A woodcut from 1492 showing the Biblical figure Jubal as the discoverer of music (top left) and Pythagoras studying the relationships between intervals in differentinstruments.
Pythagorean tuning was the brainchild of Greek philosopher Pythagoras of Samos (c. 570– c. 495 BCE), who formalized a theory in which musical intervals could be derived from the simple ratios of string lengths. The tuning system utilizes the intervals of fourth (4:3) and fifth (3:2) to generate the scale. The difference between the two (9;8) makes up the whole tone, and a minor second is the remainder of a fourth minus two whole tones, the Limma 256:243. As a consequence, six Pythagorean whole tones , which would logically make up an octave (2:1), are larger by an interval called the Pythagorean comma (531,441:524,288), a small interval but noticeable to the human ear.
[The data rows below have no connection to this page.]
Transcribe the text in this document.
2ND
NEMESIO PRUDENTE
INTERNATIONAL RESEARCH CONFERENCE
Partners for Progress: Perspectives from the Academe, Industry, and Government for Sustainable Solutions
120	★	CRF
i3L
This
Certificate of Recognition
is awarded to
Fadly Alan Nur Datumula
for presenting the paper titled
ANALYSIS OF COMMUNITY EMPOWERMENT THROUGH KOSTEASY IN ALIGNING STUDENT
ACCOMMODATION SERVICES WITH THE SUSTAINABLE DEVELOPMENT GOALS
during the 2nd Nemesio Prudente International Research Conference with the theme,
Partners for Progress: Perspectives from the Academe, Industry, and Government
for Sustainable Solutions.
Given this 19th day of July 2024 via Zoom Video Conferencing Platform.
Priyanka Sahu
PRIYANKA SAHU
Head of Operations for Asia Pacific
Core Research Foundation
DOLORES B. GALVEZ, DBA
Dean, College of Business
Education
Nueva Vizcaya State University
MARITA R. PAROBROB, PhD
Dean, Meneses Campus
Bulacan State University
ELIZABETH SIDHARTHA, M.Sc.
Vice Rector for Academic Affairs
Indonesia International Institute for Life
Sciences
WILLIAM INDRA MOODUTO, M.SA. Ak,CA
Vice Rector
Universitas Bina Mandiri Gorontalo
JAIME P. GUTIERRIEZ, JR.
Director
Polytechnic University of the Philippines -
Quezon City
Despite its purely theoretical origin and practical problems – chords, including thirds sound out of tune, for example – Pythagorean tuning was favored throughout the medieval period and is still used today in shaping melodies on non-keyboard instruments, such as the violin. To many musicians, the larger Pythagorean whole tone sound better than ones of equal temperament (the scale used at keyboards today, in which the octave has been divided into 12 equal parts and which makes it possible to play harmonies in all keys).
The obsession of early music theorists with the size of scale steps has had a key influence on music, inspiring numerous attempts throughout history to create the perfect intonation system from compromises to create perfect harmonies in a limited number of keys, to contemporary systems utilizing tensions and dissonances for expressive effects, such as the use of the syntonic comma – the difference between a just intonated major third and the Pythagorean third – in the music of American composer Ben Johnston. Other attempts include keyboards with more than one key for certain pitches, to enable the tuning to be adjusted to different harmonies.